1015. Reversible Primes (20)

A reversible prime in any number system is a prime whose "reverse" in that number system is also a prime. For example in the decimal system 73 is a reversible prime because its reverse 37 is also a prime.

Now given any two positive integers N (< 10⁵) and D (1 < D <= 10), you are supposed to tell if N is a reversible prime with radix D.

Input Specification:

The input file consists of several test cases. Each case occupies a line which contains two integers N and D. The input is finished by a negative N.

Output Specification:

For each test case, print in one line "Yes" if N is a reversible prime with radix D, or "No" if not.

Sample Input:

73 10 
23 2 
23 10 
-2 

Sample Output:

Yes 
Yes 
No 

采用素数筛选法，若$i$为素数，则$i*j$不是素数，其中$j=2,3,....$。
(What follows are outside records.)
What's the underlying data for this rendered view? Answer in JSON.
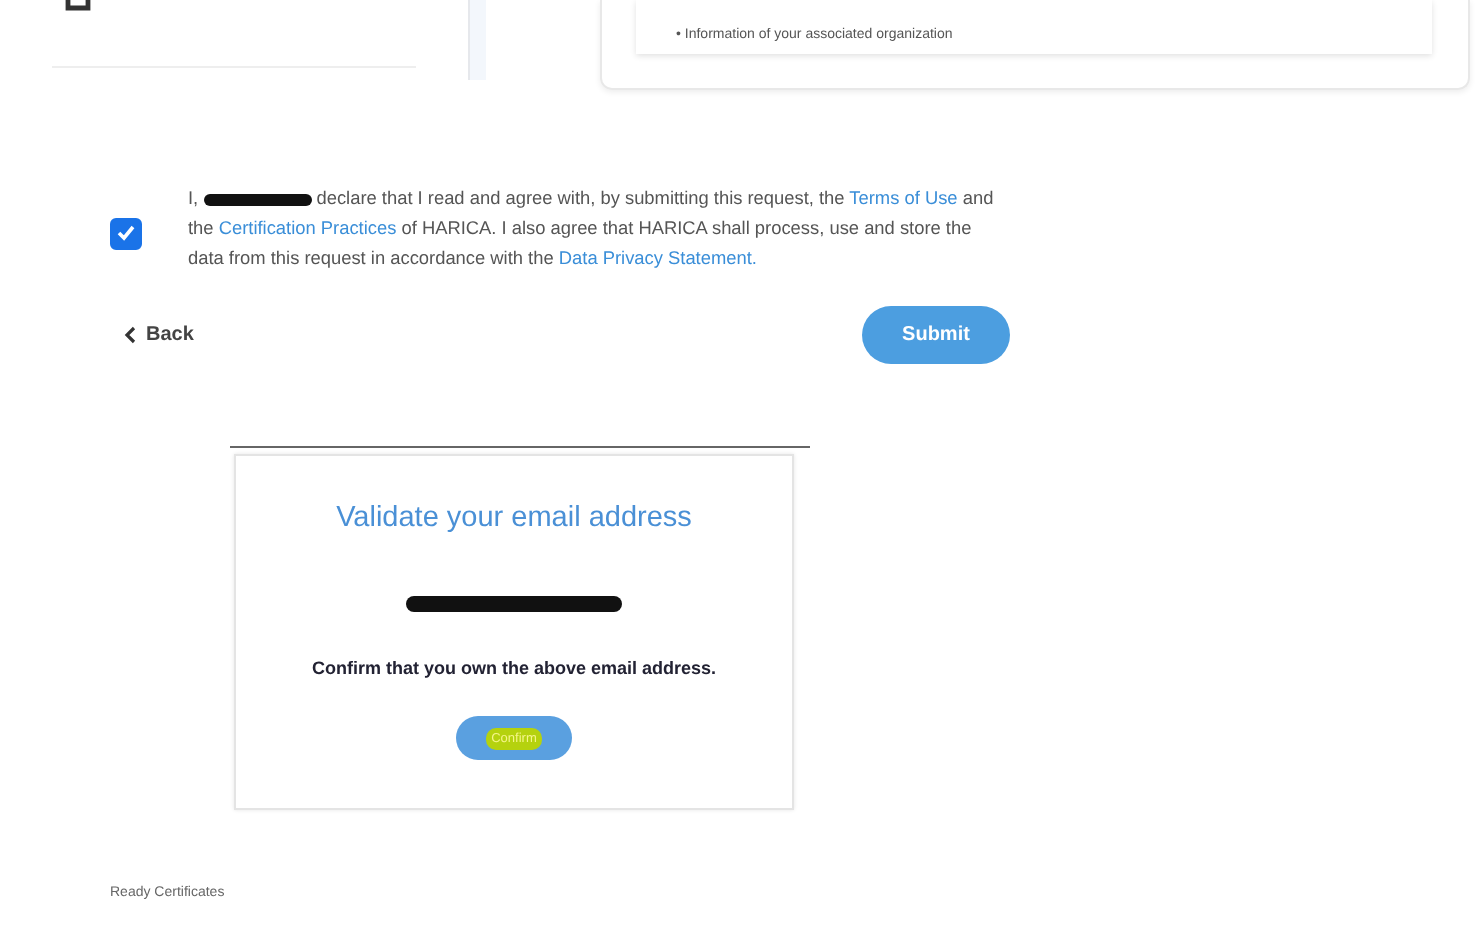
{
  "top_card": {
    "bullet": "• Information of your associated organization"
  },
  "agreement": {
    "checked": true,
    "parts": [
      {
        "kind": "text",
        "text": "I,"
      },
      {
        "kind": "redacted"
      },
      {
        "kind": "text",
        "text": "declare that I read and agree with, by submitting this request, the"
      },
      {
        "kind": "link",
        "text": "Terms of Use"
      },
      {
        "kind": "text",
        "text": "and the"
      },
      {
        "kind": "link",
        "text": "Certification Practices"
      },
      {
        "kind": "text",
        "text": "of HARICA. I also agree that HARICA shall process, use and store the data from this request in accordance with the"
      },
      {
        "kind": "link",
        "text": "Data Privacy Statement."
      }
    ]
  },
  "back": {
    "label": "Back"
  },
  "submit": {
    "label": "Submit"
  },
  "validate": {
    "title": "Validate your email address",
    "email_redacted": true,
    "message": "Confirm that you own the above email address.",
    "button": "Confirm",
    "highlighted": true
  },
  "footer": {
    "label": "Ready Certificates"
  }
}
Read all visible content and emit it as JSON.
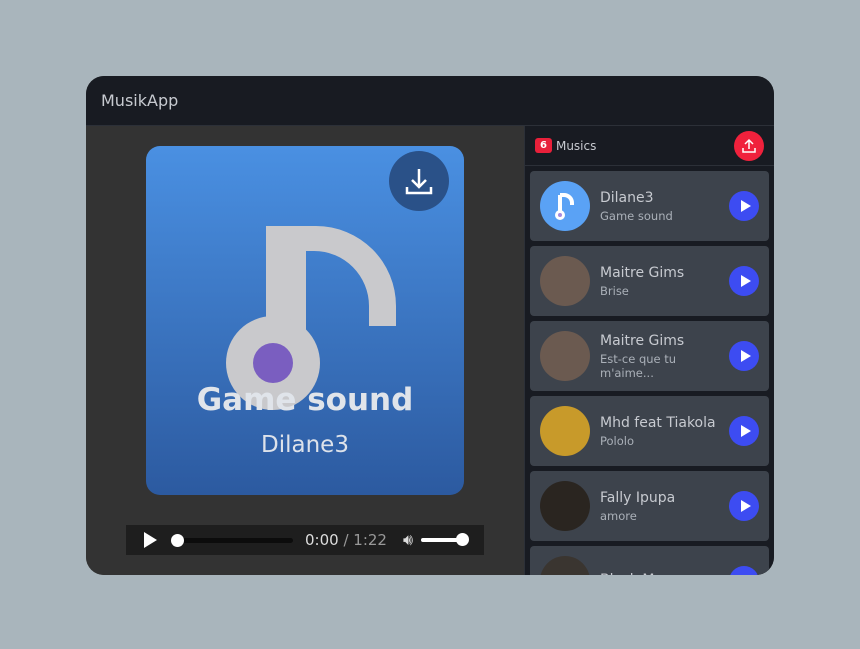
{
  "app": {
    "title": "MusikApp"
  },
  "now_playing": {
    "title": "Game sound",
    "artist": "Dilane3",
    "current_time": "0:00",
    "duration": "1:22",
    "progress": 0,
    "volume": 1
  },
  "playlist": {
    "count": "6",
    "label": "Musics",
    "items": [
      {
        "artist": "Dilane3",
        "title": "Game sound",
        "avatar": "#5aa2f5"
      },
      {
        "artist": "Maitre Gims",
        "title": "Brise",
        "avatar": "#6b5a50"
      },
      {
        "artist": "Maitre Gims",
        "title": "Est-ce que tu m'aime...",
        "avatar": "#6b5a50"
      },
      {
        "artist": "Mhd feat Tiakola",
        "title": "Pololo",
        "avatar": "#c89a2a"
      },
      {
        "artist": "Fally Ipupa",
        "title": "amore",
        "avatar": "#2a2520"
      },
      {
        "artist": "Black M",
        "title": "",
        "avatar": "#3a3530"
      }
    ]
  }
}
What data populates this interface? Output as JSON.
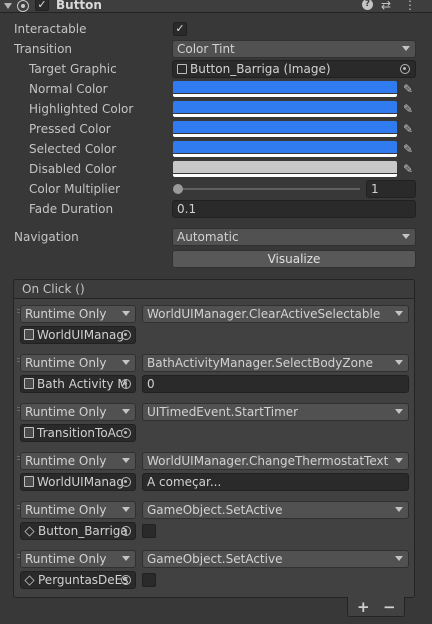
{
  "header": {
    "title": "Button",
    "enabled": true,
    "icons": [
      "foldout-arrow-icon",
      "component-icon",
      "help-icon",
      "preset-icon",
      "kebab-menu-icon"
    ]
  },
  "props": {
    "interactable": {
      "label": "Interactable",
      "checked": true
    },
    "transition": {
      "label": "Transition",
      "value": "Color Tint"
    },
    "target_graphic": {
      "label": "Target Graphic",
      "value": "Button_Barriga (Image)"
    },
    "normal_color": {
      "label": "Normal Color",
      "color": "#2f7bef"
    },
    "highlighted_color": {
      "label": "Highlighted Color",
      "color": "#2f7bef"
    },
    "pressed_color": {
      "label": "Pressed Color",
      "color": "#2f7bef"
    },
    "selected_color": {
      "label": "Selected Color",
      "color": "#2f7bef"
    },
    "disabled_color": {
      "label": "Disabled Color",
      "color": "#c8c8c8"
    },
    "color_multiplier": {
      "label": "Color Multiplier",
      "value": "1",
      "fraction": 0.0
    },
    "fade_duration": {
      "label": "Fade Duration",
      "value": "0.1"
    },
    "navigation": {
      "label": "Navigation",
      "value": "Automatic"
    },
    "visualize_label": "Visualize"
  },
  "onclick": {
    "title": "On Click ()",
    "events": [
      {
        "mode": "Runtime Only",
        "function": "WorldUIManager.ClearActiveSelectable",
        "target": "WorldUIManag",
        "target_icon": "script-icon",
        "arg_type": "none",
        "arg": ""
      },
      {
        "mode": "Runtime Only",
        "function": "BathActivityManager.SelectBodyZone",
        "target": "Bath Activity M",
        "target_icon": "script-icon",
        "arg_type": "text",
        "arg": "0"
      },
      {
        "mode": "Runtime Only",
        "function": "UITimedEvent.StartTimer",
        "target": "TransitionToAc",
        "target_icon": "script-icon",
        "arg_type": "none",
        "arg": ""
      },
      {
        "mode": "Runtime Only",
        "function": "WorldUIManager.ChangeThermostatText",
        "target": "WorldUIManag",
        "target_icon": "script-icon",
        "arg_type": "text",
        "arg": "A começar..."
      },
      {
        "mode": "Runtime Only",
        "function": "GameObject.SetActive",
        "target": "Button_Barriga",
        "target_icon": "gameobject-icon",
        "arg_type": "bool",
        "arg": ""
      },
      {
        "mode": "Runtime Only",
        "function": "GameObject.SetActive",
        "target": "PerguntasDeEs",
        "target_icon": "gameobject-icon",
        "arg_type": "bool",
        "arg": ""
      }
    ],
    "add_label": "+",
    "remove_label": "−"
  },
  "colors": {
    "background": "#383838",
    "accent_blue": "#2f7bef",
    "disabled_gray": "#c8c8c8"
  }
}
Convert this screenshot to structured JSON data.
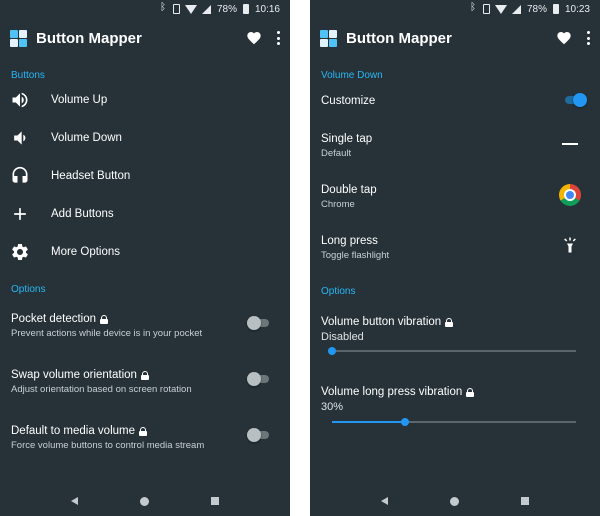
{
  "left": {
    "status": {
      "battery": "78%",
      "time": "10:16"
    },
    "app_title": "Button Mapper",
    "buttons_header": "Buttons",
    "buttons": [
      {
        "label": "Volume Up",
        "icon": "volume-up-icon"
      },
      {
        "label": "Volume Down",
        "icon": "volume-down-icon"
      },
      {
        "label": "Headset Button",
        "icon": "headset-icon"
      },
      {
        "label": "Add Buttons",
        "icon": "plus-icon"
      },
      {
        "label": "More Options",
        "icon": "gear-icon"
      }
    ],
    "options_header": "Options",
    "options": [
      {
        "title": "Pocket detection",
        "subtitle": "Prevent actions while device is in your pocket",
        "enabled": false,
        "locked": true
      },
      {
        "title": "Swap volume orientation",
        "subtitle": "Adjust orientation based on screen rotation",
        "enabled": false,
        "locked": true
      },
      {
        "title": "Default to media volume",
        "subtitle": "Force volume buttons to control media stream",
        "enabled": false,
        "locked": true
      }
    ]
  },
  "right": {
    "status": {
      "battery": "78%",
      "time": "10:23"
    },
    "app_title": "Button Mapper",
    "section_header": "Volume Down",
    "customize": {
      "label": "Customize",
      "enabled": true
    },
    "actions": [
      {
        "title": "Single tap",
        "subtitle": "Default",
        "icon": "dash-icon"
      },
      {
        "title": "Double tap",
        "subtitle": "Chrome",
        "icon": "chrome-icon"
      },
      {
        "title": "Long press",
        "subtitle": "Toggle flashlight",
        "icon": "flashlight-icon"
      }
    ],
    "options_header": "Options",
    "sliders": [
      {
        "title": "Volume button vibration",
        "value_label": "Disabled",
        "fraction": 0.0,
        "locked": true
      },
      {
        "title": "Volume long press vibration",
        "value_label": "30%",
        "fraction": 0.3,
        "locked": true
      }
    ]
  },
  "colors": {
    "background": "#263238",
    "accent": "#29b6f6",
    "switch_on": "#2196f3"
  }
}
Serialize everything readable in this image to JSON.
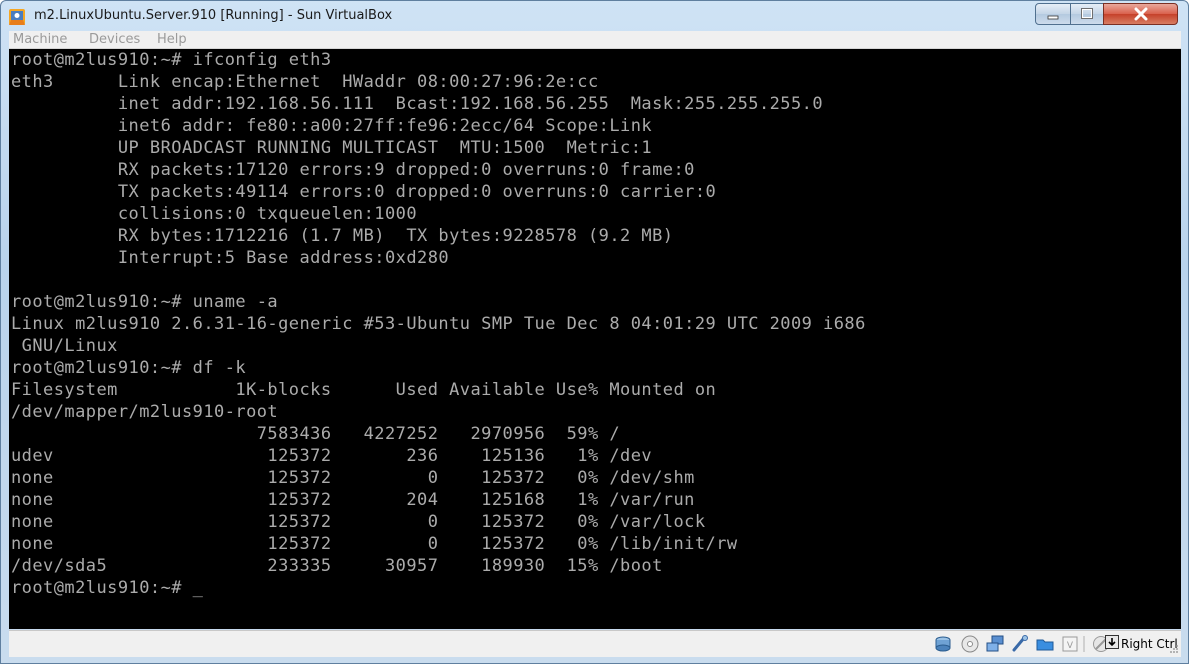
{
  "window": {
    "title": "m2.LinuxUbuntu.Server.910 [Running] - Sun VirtualBox",
    "buttons": {
      "minimize": "minimize",
      "maximize": "maximize",
      "close": "close"
    }
  },
  "menu": {
    "items": [
      "Machine",
      "Devices",
      "Help"
    ]
  },
  "terminal": {
    "lines": [
      "root@m2lus910:~# ifconfig eth3",
      "eth3      Link encap:Ethernet  HWaddr 08:00:27:96:2e:cc",
      "          inet addr:192.168.56.111  Bcast:192.168.56.255  Mask:255.255.255.0",
      "          inet6 addr: fe80::a00:27ff:fe96:2ecc/64 Scope:Link",
      "          UP BROADCAST RUNNING MULTICAST  MTU:1500  Metric:1",
      "          RX packets:17120 errors:9 dropped:0 overruns:0 frame:0",
      "          TX packets:49114 errors:0 dropped:0 overruns:0 carrier:0",
      "          collisions:0 txqueuelen:1000",
      "          RX bytes:1712216 (1.7 MB)  TX bytes:9228578 (9.2 MB)",
      "          Interrupt:5 Base address:0xd280",
      "",
      "root@m2lus910:~# uname -a",
      "Linux m2lus910 2.6.31-16-generic #53-Ubuntu SMP Tue Dec 8 04:01:29 UTC 2009 i686",
      " GNU/Linux",
      "root@m2lus910:~# df -k",
      "Filesystem           1K-blocks      Used Available Use% Mounted on",
      "/dev/mapper/m2lus910-root",
      "                       7583436   4227252   2970956  59% /",
      "udev                    125372       236    125136   1% /dev",
      "none                    125372         0    125372   0% /dev/shm",
      "none                    125372       204    125168   1% /var/run",
      "none                    125372         0    125372   0% /var/lock",
      "none                    125372         0    125372   0% /lib/init/rw",
      "/dev/sda5               233335     30957    189930  15% /boot",
      "root@m2lus910:~# _"
    ]
  },
  "statusbar": {
    "icons": [
      "hard-disk-icon",
      "cd-drive-icon",
      "network-icon",
      "usb-icon",
      "shared-folders-icon",
      "vrdp-icon",
      "mouse-integration-icon",
      "host-key-icon"
    ],
    "host_key": "Right Ctrl"
  },
  "colors": {
    "terminal_bg": "#000000",
    "terminal_fg": "#ababab",
    "title_gradient": "#b9d3ec",
    "close_button": "#c5412a"
  }
}
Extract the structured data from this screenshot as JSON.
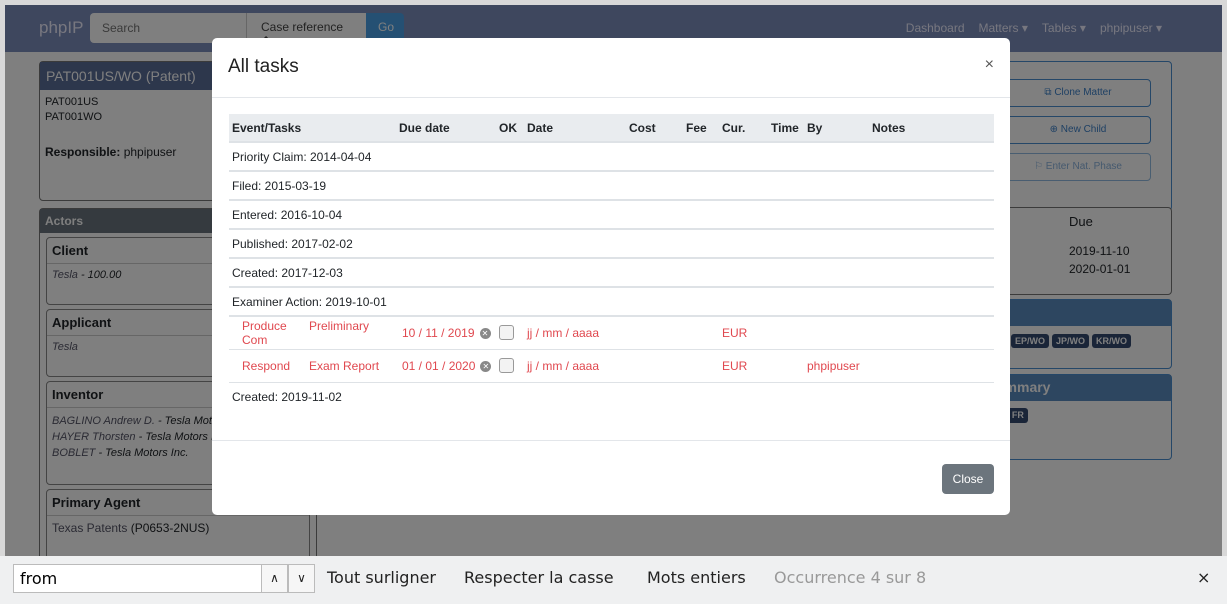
{
  "navbar": {
    "brand": "phpIP",
    "search_placeholder": "Search",
    "search_select": "Case reference",
    "go": "Go",
    "items": [
      "Dashboard",
      "Matters ▾",
      "Tables ▾",
      "phpipuser ▾"
    ]
  },
  "matter": {
    "title": "PAT001US/WO (Patent)",
    "refs": [
      "PAT001US",
      "PAT001WO"
    ],
    "responsible_label": "Responsible:",
    "responsible": "phpipuser"
  },
  "actions": [
    "⧉ Clone Matter",
    "⊕ New Child",
    "⚐ Enter Nat. Phase"
  ],
  "actors": {
    "title": "Actors",
    "groups": [
      {
        "role": "Client",
        "lines": [
          {
            "name": "Tesla",
            "extra": " - 100.00"
          }
        ]
      },
      {
        "role": "Applicant",
        "lines": [
          {
            "name": "Tesla",
            "extra": ""
          }
        ]
      },
      {
        "role": "Inventor",
        "lines": [
          {
            "name": "BAGLINO Andrew D.",
            "extra": " - Tesla Motors Inc."
          },
          {
            "name": "HAYER Thorsten",
            "extra": " - Tesla Motors Inc."
          },
          {
            "name": "BOBLET",
            "extra": " - Tesla Motors Inc."
          }
        ]
      },
      {
        "role": "Primary Agent",
        "lines": [
          {
            "name": "Texas Patents",
            "extra": " (P0653-2NUS)"
          }
        ]
      }
    ]
  },
  "due": {
    "header": "Due",
    "dates": [
      "2019-11-10",
      "2020-01-01"
    ]
  },
  "family": {
    "tags": [
      "EP/WO",
      "JP/WO",
      "KR/WO"
    ]
  },
  "summary": {
    "title": "ummary",
    "tag": "⧉ FR"
  },
  "modal": {
    "title": "All tasks",
    "close_x": "×",
    "close_button": "Close",
    "columns": [
      "Event/Tasks",
      "Due date",
      "OK",
      "Date",
      "Cost",
      "Fee",
      "Cur.",
      "Time",
      "By",
      "Notes"
    ],
    "rows": [
      {
        "event": "Priority Claim: 2014-04-04"
      },
      {
        "event": "Filed: 2015-03-19"
      },
      {
        "event": "Entered: 2016-10-04"
      },
      {
        "event": "Published: 2017-02-02"
      },
      {
        "event": "Created: 2017-12-03"
      },
      {
        "event": "Examiner Action: 2019-10-01"
      },
      {
        "task": "Produce",
        "detail": "Preliminary Com",
        "due": "10 / 11 / 2019",
        "date": "jj / mm / aaaa",
        "cur": "EUR",
        "by": ""
      },
      {
        "task": "Respond",
        "detail": "Exam Report",
        "due": "01 / 01 / 2020",
        "date": "jj / mm / aaaa",
        "cur": "EUR",
        "by": "phpipuser"
      },
      {
        "event": "Created: 2019-11-02"
      }
    ]
  },
  "findbar": {
    "query": "from",
    "highlight_all": "Tout surligner",
    "match_case": "Respecter la casse",
    "whole_words": "Mots entiers",
    "status": "Occurrence 4 sur 8",
    "close": "×"
  }
}
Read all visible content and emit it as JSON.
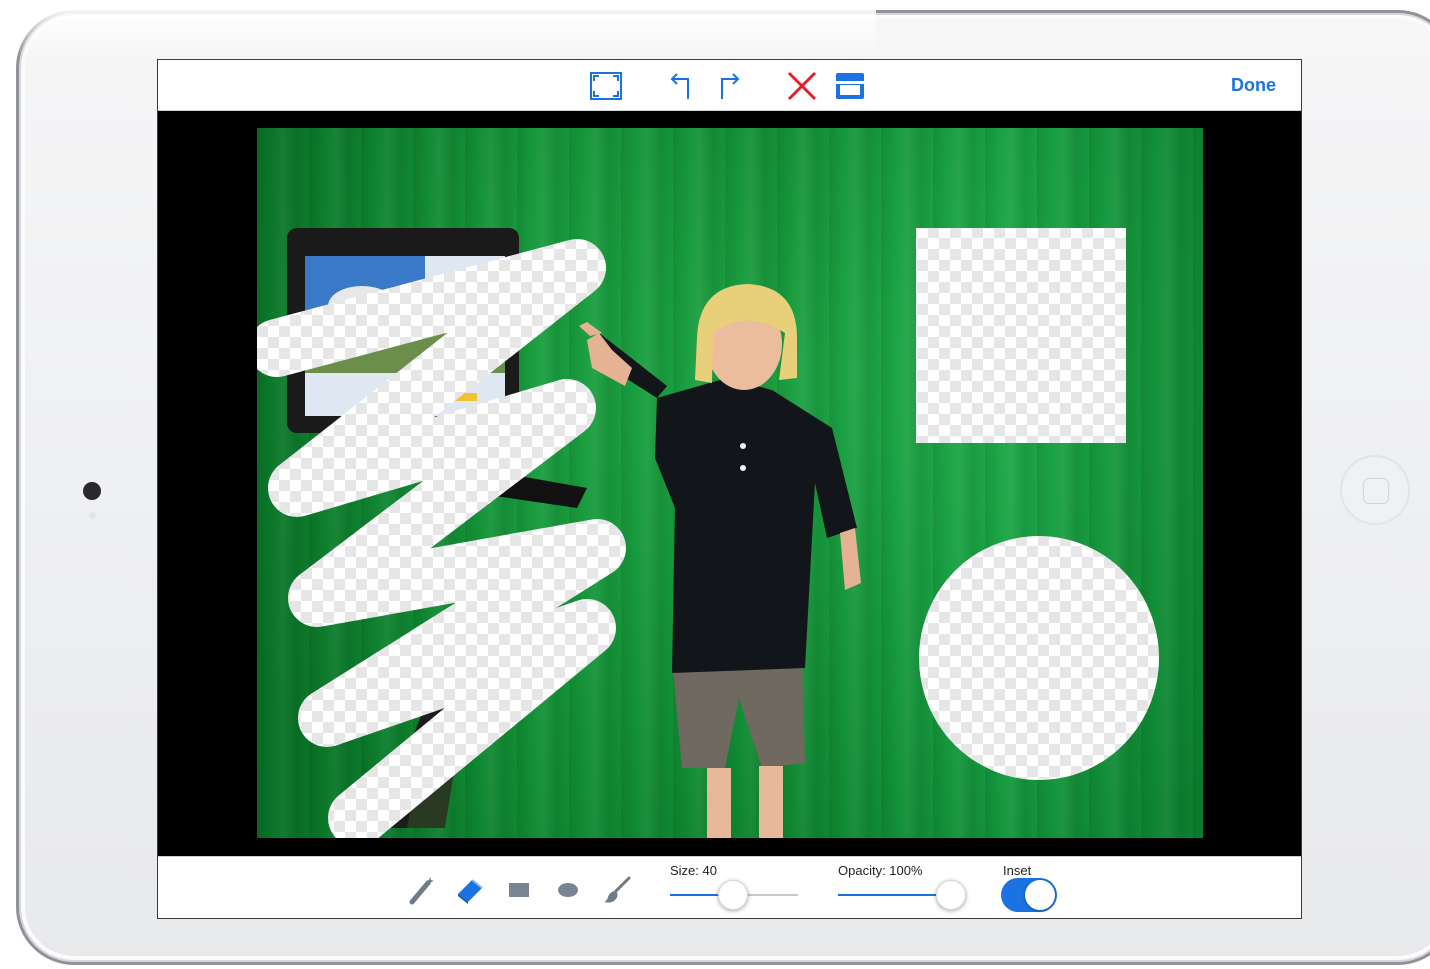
{
  "toolbar": {
    "icons": [
      "crop-icon",
      "undo-icon",
      "redo-icon",
      "clear-icon",
      "save-icon"
    ],
    "done_label": "Done",
    "clear_color": "#e0202a",
    "accent_color": "#1a73e0"
  },
  "canvas": {
    "subject": "child pointing in front of green screen",
    "background_color": "#0f9d3a",
    "erased_shapes": [
      "freehand-scribble",
      "rectangle",
      "ellipse"
    ]
  },
  "tools": {
    "items": [
      "magic-wand-icon",
      "eraser-icon",
      "rectangle-icon",
      "ellipse-icon",
      "brush-icon"
    ],
    "selected": "eraser-icon"
  },
  "size": {
    "label": "Size: 40",
    "value": 40,
    "max": 100
  },
  "opacity": {
    "label": "Opacity: 100%",
    "value": 100,
    "max": 100
  },
  "inset": {
    "label": "Inset",
    "on": true
  }
}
这样可以不用判断哪个数为素数，因为非素数的都必定会被筛选出来。

代码

#include <stdio.h>
#include <math.h>

char primerTable[500000];

void calculatePrimerTable();
int num2array(int,int,int*);
int array2num(int*,int,int);
int main()
{
    calculatePrimerTable();
    int N,D,len;
    int data[32];
    while(scanf("%d",&N)){
        if(N < 0)
            break;
        scanf("%d",&D);
        if(primerTable[N] == 'N'){
            printf("No\n");
            continue;
        }
        len = num2array(N,D,data);
        if(primerTable[array2num(data,len,D)] == 'Y')
            printf("Yes\n");
        else
            printf("No\n");
    }
    return 0;
}

void calculatePrimerTable()
{
    int i;
    for(i=2;i<500000;i++){
        if(primerTable[i] != 'N'){
            primerTable[i] = 'Y';
            int j,n;
            for(j=2,n=2*i;n<500000;++j,n=j*i){
                primerTable[n] = 'N';
            }          
        }
    }
}

int num2array(int n,int base,int *s)
{
    if(n < 0)
        return 0;
    else if(n == 0){
        s[0] = 0;
        return 1;
    }
    int len = 0;
    while(n){
        s[len++] = n % base;
        n = n / base;
    }
    return len;
}

int array2num(int *s,int len,int base)
{
    int i,n = 0;
    for(i=0;i<len;++i){
        n = n * base + s[i];
    }
    return n;
}